Bonington: il rischio? Life is for living
KATHMANDU, Nepal — Incontro con una leggenda. Solo così si può definire questa videointervista, catturata una mattina di aprile nell’Hotel Malla di Kathmandu. Il protagonista è Sir Chris Bonington, un nome che evoca pareti impressionanti come la Sud dell’Annapurna o il Freney, dove le prime salite portano la sua firma. Sorridente, gentile e con quell’irresistibile punta di humor inglese, Bonington racconta aneddoti e opinioni sull’alpinismo. "Penso che la vita sia fatta per essere vissuta" ci ha detto nell’intervista, che sul finale si trasforma in un simpatico scambio di opinioni con Silvio "Gnaro" Mondinelli, che stavolta, è dietro la telecamera.
Abbiamo incontrato Bonington di rientro da un trekking al campo base dell’Everest, il primo dell’agenzia appena aperta da suo figlio. Si è fermato con noi per una lunga chiacchierata, in cui ci ha raccontato aneddoti e retroscena delle sue spedizioni, in particolare della sudovest dell’Everest e della Sud dell’Annapurna: forse pochi lo crederanno, ma andò laggiù soltanto con una fotografia, senza aver fatto nessuna ricognizione. E riuscì a vincerla.
Attraverso episodi della sua storia e impressioni raccolte nei viaggi più recenti, Bonington descrive un pungente e affascinante quadro dell’alpinismo e dei grandi cambiamenti. "Negli ultimi 10 anni i media hanno cambiato questo mondo – dice Bonington – perché attirano l’attenzione prima su di loro. Ci sono miriadi di record inutili, che sono risultati straordinari a livello individuale, ma non c’entrano con l’alpinismo, che è un’altra cosa. Secondo me l’alpinismo riguarda la scoperta, l’innovazione, l’impegno, lo stile alpino".

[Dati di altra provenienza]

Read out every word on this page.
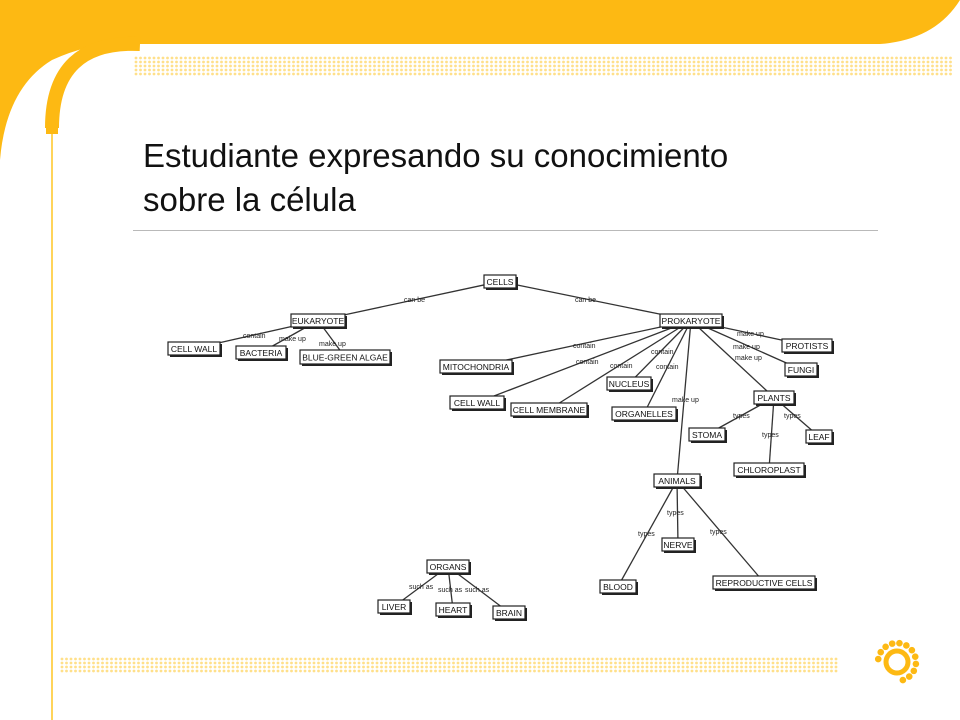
Estudiante expresando su conocimiento
sobre la célula
can be	can be
contain make up
make up
make up
make up
make up
contain
contain
contain
contain
contain
make up
types
types
types
types
types
types
such as such as such as
CELLS
EUKARYOTE	PROKARYOTE
CELL WALL	BACTERIA BLUE-GREEN ALGAE
PROTISTS
FUNGI
MITOCHONDRIA
NUCLEUS
CELL WALL
CELL MEMBRANE	ORGANELLES
PLANTS
STOMA	LEAF
CHLOROPLAST
ANIMALS
NERVE
BLOOD	REPRODUCTIVE CELLS
ORGANS
LIVER	HEART	BRAIN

Bonington parla anche della sua famiglia, dei premi alpinistici che "sono simpatici ma vengano presi troppo sul serio", del fattore di rischio delle spedizioni esplorative e dell’alpinismo italiano: temi sui quali si lascia andare ad uno scambio di battute con Mondinelli, vidooperatore d’eccezione ma anche parte attiva di questa intervista.